4- Choose your cooking oil carefully
When making popcorn, use palm and coconut oil because they contain saturated fat. Avoid using corn, sunflower, and soybean oils.
5- Avoid using butter
When you buy ready-made popcorn, one of its most prominent ingredients is butter. This means there is a chemical in the food. And if you add butter when cooking, you get at least one and a half times the amount of regular butter. Therefore, use small amounts of butter (2 to 3 teaspoons).
6- Cut down on salt
Popcorn, mixed with refined sugar, salt, and oil, is the worst nutritious option because it’s high in calories and salt; instead of getting 2,300 mg of sodium per day, or about one teaspoon, this amount doubles. Thus, it isn’t easy to control the amount of sodium and calories.
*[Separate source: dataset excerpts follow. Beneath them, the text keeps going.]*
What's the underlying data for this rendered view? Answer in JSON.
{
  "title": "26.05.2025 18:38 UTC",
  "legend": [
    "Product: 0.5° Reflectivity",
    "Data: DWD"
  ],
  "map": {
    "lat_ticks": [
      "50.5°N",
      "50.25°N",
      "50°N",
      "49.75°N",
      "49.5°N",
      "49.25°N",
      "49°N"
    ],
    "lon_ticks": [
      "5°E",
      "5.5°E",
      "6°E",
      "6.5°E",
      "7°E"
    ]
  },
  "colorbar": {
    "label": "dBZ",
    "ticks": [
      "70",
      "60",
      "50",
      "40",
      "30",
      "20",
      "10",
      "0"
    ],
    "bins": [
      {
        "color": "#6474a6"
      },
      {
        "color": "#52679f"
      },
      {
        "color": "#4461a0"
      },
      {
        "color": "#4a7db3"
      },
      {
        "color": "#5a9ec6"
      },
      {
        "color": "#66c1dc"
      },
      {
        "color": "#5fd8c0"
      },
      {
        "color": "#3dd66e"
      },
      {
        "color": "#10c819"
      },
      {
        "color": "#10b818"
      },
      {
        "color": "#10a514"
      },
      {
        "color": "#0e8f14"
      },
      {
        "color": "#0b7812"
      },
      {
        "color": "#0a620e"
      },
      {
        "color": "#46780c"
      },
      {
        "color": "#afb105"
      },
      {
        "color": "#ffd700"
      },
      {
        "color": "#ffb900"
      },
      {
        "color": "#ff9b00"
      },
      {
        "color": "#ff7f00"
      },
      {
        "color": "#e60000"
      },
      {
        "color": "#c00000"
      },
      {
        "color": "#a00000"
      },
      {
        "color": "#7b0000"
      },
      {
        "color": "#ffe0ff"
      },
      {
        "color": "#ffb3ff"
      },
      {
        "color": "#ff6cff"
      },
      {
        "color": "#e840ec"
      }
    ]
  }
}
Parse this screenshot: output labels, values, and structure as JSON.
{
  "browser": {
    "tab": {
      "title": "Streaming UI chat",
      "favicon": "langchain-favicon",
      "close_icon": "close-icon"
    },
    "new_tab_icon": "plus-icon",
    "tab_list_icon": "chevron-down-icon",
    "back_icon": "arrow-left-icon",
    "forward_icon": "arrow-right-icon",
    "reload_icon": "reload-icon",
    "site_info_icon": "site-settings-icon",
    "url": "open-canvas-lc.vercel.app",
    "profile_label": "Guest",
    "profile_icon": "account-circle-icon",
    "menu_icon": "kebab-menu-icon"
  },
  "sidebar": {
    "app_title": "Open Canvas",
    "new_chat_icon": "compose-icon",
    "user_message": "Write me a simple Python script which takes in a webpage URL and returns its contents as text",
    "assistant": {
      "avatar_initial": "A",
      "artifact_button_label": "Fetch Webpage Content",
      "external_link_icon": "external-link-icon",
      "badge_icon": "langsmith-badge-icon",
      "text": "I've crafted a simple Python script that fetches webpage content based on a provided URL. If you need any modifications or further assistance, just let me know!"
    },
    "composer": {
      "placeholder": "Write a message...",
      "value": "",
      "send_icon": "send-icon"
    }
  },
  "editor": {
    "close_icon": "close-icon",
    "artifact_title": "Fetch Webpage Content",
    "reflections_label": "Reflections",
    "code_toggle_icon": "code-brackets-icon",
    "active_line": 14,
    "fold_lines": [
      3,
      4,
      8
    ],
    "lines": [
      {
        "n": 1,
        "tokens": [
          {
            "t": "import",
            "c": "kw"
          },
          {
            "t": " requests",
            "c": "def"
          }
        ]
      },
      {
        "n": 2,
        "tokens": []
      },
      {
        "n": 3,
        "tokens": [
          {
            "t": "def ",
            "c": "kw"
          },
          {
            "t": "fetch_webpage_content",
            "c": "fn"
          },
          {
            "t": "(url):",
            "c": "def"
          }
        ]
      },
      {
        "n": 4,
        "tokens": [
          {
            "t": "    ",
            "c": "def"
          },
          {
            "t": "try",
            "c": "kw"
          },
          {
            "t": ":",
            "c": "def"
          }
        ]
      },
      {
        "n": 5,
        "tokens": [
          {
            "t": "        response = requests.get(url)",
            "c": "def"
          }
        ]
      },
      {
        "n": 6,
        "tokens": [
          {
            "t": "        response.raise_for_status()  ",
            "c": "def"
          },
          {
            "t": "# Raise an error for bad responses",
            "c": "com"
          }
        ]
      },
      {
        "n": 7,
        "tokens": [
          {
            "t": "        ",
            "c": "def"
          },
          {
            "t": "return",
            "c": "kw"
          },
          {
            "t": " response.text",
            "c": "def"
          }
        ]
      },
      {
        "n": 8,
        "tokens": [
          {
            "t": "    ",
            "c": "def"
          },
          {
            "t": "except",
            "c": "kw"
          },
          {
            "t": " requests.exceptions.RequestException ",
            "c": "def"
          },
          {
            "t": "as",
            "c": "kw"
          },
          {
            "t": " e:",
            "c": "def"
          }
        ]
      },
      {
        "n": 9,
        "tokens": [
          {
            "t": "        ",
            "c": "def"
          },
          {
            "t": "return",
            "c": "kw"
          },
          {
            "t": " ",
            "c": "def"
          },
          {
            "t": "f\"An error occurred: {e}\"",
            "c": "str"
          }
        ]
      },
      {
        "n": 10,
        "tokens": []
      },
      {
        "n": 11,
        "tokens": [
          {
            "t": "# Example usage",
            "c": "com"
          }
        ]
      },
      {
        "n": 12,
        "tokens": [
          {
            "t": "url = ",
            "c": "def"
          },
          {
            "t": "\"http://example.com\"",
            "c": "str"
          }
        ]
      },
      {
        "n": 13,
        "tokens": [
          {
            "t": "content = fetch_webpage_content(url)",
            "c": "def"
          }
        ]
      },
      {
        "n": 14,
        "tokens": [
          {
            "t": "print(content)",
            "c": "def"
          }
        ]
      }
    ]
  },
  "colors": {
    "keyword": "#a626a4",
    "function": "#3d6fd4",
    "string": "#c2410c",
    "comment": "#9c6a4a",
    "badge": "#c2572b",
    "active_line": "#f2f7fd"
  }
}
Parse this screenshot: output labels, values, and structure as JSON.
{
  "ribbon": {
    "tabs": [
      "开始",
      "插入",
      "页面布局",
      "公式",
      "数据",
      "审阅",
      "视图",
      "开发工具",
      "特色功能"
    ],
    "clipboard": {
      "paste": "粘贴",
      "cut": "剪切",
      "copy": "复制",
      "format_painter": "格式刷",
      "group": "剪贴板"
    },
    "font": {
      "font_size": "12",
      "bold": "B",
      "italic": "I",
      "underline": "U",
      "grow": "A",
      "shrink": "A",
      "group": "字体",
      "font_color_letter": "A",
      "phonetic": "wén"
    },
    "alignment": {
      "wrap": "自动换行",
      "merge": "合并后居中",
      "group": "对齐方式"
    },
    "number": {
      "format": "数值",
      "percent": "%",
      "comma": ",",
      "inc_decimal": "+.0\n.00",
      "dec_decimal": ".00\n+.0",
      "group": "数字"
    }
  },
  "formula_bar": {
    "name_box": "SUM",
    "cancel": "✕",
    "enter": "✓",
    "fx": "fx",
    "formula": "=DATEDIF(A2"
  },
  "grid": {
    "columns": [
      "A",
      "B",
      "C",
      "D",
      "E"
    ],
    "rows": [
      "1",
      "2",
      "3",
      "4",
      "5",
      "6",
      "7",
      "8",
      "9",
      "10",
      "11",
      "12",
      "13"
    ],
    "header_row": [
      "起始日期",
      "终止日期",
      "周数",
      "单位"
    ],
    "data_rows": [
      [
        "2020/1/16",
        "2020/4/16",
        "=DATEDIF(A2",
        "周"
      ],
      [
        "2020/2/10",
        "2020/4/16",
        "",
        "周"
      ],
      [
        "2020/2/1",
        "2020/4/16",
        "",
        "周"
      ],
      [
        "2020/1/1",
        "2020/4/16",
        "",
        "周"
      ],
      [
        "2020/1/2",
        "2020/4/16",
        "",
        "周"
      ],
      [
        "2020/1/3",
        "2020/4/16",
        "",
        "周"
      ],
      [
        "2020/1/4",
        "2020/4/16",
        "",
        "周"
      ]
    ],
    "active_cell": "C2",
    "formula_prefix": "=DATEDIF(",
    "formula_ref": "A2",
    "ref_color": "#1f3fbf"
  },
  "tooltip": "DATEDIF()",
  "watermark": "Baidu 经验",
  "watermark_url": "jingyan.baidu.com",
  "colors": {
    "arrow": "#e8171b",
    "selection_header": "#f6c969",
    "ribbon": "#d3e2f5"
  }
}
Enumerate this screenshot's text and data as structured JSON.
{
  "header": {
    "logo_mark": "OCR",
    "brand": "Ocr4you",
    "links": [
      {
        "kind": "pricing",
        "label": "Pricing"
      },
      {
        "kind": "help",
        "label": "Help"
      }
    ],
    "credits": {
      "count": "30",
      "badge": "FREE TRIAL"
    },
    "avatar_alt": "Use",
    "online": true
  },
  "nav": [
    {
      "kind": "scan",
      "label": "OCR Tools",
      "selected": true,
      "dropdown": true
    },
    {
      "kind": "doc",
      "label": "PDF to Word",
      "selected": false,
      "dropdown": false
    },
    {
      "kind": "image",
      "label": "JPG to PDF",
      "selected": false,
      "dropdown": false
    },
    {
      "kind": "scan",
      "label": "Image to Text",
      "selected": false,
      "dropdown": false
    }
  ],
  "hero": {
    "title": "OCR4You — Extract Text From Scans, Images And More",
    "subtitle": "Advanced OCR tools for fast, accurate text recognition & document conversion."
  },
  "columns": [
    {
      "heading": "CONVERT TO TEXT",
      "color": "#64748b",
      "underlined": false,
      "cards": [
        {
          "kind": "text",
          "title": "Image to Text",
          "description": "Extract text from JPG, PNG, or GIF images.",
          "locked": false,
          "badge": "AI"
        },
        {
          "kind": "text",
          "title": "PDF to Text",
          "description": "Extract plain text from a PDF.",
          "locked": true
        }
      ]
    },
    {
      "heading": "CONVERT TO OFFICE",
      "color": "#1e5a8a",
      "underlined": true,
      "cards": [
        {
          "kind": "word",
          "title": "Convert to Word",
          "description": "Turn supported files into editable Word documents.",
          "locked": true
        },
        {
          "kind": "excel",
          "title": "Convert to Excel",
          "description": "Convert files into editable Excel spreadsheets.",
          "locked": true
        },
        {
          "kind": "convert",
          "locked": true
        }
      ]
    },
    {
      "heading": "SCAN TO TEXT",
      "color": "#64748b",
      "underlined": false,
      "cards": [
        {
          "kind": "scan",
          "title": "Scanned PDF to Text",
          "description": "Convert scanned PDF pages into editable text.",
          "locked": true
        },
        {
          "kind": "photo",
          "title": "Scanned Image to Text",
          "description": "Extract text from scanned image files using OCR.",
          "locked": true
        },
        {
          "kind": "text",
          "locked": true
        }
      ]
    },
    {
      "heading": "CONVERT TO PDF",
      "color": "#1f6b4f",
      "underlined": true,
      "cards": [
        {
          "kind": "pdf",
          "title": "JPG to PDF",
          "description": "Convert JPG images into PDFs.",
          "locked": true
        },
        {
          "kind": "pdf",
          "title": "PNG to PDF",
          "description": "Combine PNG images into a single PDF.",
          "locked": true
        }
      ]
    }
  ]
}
7- Beware of artificial sweeteners
Avoid buying popcorn that contains artificial sweeteners because the sugars in them burn in the microwave. Also, having prepackaged items such as caramel or dark chocolate is an unhealthy hearty meal.
8- Put a little spice in the popcorn
If you want to spice up your popcorn, you can opt for hot sauce or melt a little cheese over the popcorn. You can also sprinkle balsamic vinegar or eat it with pickles or peppers. But beware of artificial flavorings or a lot of salt.
9- Add protein to popcorn
When eating popcorn, you can add a tablespoon of peanut butter, a couple of slices of cheese, or any other protein source you like.
The Bottom Line
Popcorn does contain some carbs, but that’s not necessarily a bad thing. The carbs in popcorn come in dietary fiber, and the fiber is good for your overall health. Popcorn is an example of grain food that is large in size and low in calories. If popcorn is cooked the right way, it will be a healthy and filling snack.
You can’t make a “low-carb” version of popcorn. So, if you want to eat popcorn, limit your portion and choose the natural ones with added natural butter and salt-free.
Even better, you can cook your popcorn at home in the microwave oven or on the stove.